Stem cell research deemed "immoral" in the EU will nevertheless be funded by Brussels, possibly patented overseas and re-imported for sale, policymakers and experts said following the issuing of an opinion by an advocate-general of the European Court of Justice.
It is unethical and immoral to allow patents from research involving human embryonic stem cells, according to an opinion issued in March by Court of Justice Advocate-General Yves Bot, in response to the German Federal Court of Justice.
The German court asked its EU counterpart to define 'human embryo' and outline their practical uses as spelled out in the EU's Biotechnology Directive, in order to clarify the Brüstle vs. Greenpeace case (see 'Background').
The Court usually follows the recommendations of its advocates-general, but the prospect of a ban on patents in the sector leaves an awkward paradox for the future funding of such research.
Member states divided
Private companies and pharmaceutical giants are deterred from investing in such research if they cannot patent innovations. But since the regulation of embryonic stem cell research is a national competence, under the EU's research framework programme, funding may be given for research taking place in countries which allow embryonic stem cell-based research.
EU member states are sharply divided over the issue. Embryonic stem cell line production is forbidden in Austria, Denmark, France, Germany and Ireland, but permitted in Finland, Greece, the Netherlands, Sweden and the United Kingdom.
A spokesman for the Commission's Research Commissioner Maire-Geoghegan Quinn said that all funding projects are "subject to ethical review and EU funds may not be used for the derivation of new embryonic stem cell lines". However, that does not preclude the use of funds within member states on embryonic stem cell research, which could then be patented overseas.
EU-funded, patented elsewhere, then re-imported
If so, innovations using such patented embryonic stem cell research could be developed into products which could be re-imported into the EU, having been protected elsewhere.

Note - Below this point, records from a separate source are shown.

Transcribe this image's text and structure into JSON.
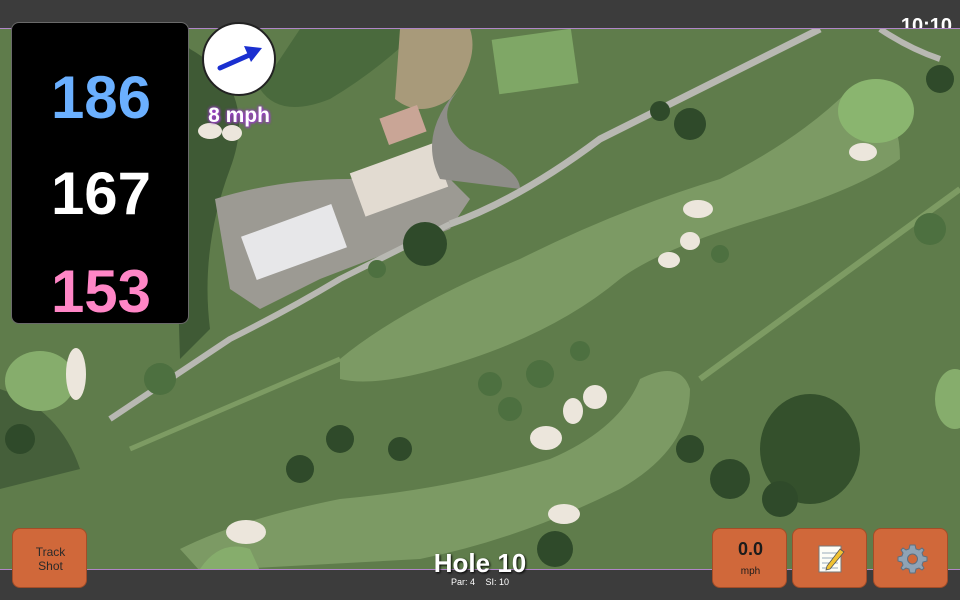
{
  "status": {
    "time": "10:10"
  },
  "distances": {
    "back": "186",
    "middle": "167",
    "front": "153"
  },
  "wind": {
    "speed": "8 mph",
    "direction_icon": "wind-arrow-icon"
  },
  "hole": {
    "title": "Hole 10",
    "par": "Par: 4",
    "stroke_index": "SI: 10"
  },
  "buttons": {
    "track_shot_line1": "Track",
    "track_shot_line2": "Shot",
    "speed_value": "0.0",
    "speed_unit": "mph",
    "notes_icon": "notepad-icon",
    "settings_icon": "gear-icon"
  },
  "colors": {
    "back_distance": "#6bb0ff",
    "middle_distance": "#ffffff",
    "front_distance": "#ff86c6",
    "button": "#d0683a",
    "wind_arrow": "#1a2fd0"
  }
}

The Commission never comments on advocate-general opinions, which are not binding on the Court, but a Commission official told EURACTIV he believed that the Advocate-General's opinion may not be followed by the Court on this occasion.
Several leading stem cell scientists — including 'Dolly the Sheep' creator Sir Ian Wilmut – wrote last month to Nature magazine expressing "profound concern" at the Advocate-General's opinion.
They claimed that companies must have patent protection as an incentive to invest in Europe. If a ban is implemented, they said: "European discoveries could be translated into applications elsewhere, at a potential cost to the European citizen."
Greenpeace's advisor on the case, Christop Then (executive director of Test Biotech), said that the EU-funded research could be patented overseas, but stressed that at least the patents would still largely be owned by EU companies.
Then noted that the "scenario [of foreign companies buying the research] might apply in some cases, but it is not very likely to become the most relevant. If the EU is funding research, why then should the European company sell its results on, rather than file a patent by themselves overseas?"
But the chair of the inter-party bioethics group in the European Parliament, centre-right MEP Miroslav Mikolášik (Slovakia), who warmly welcomed Bot's opinion, warned: "We must be very attentive and carefully consider all aspects of the EU funding of the research which could turn against our principles."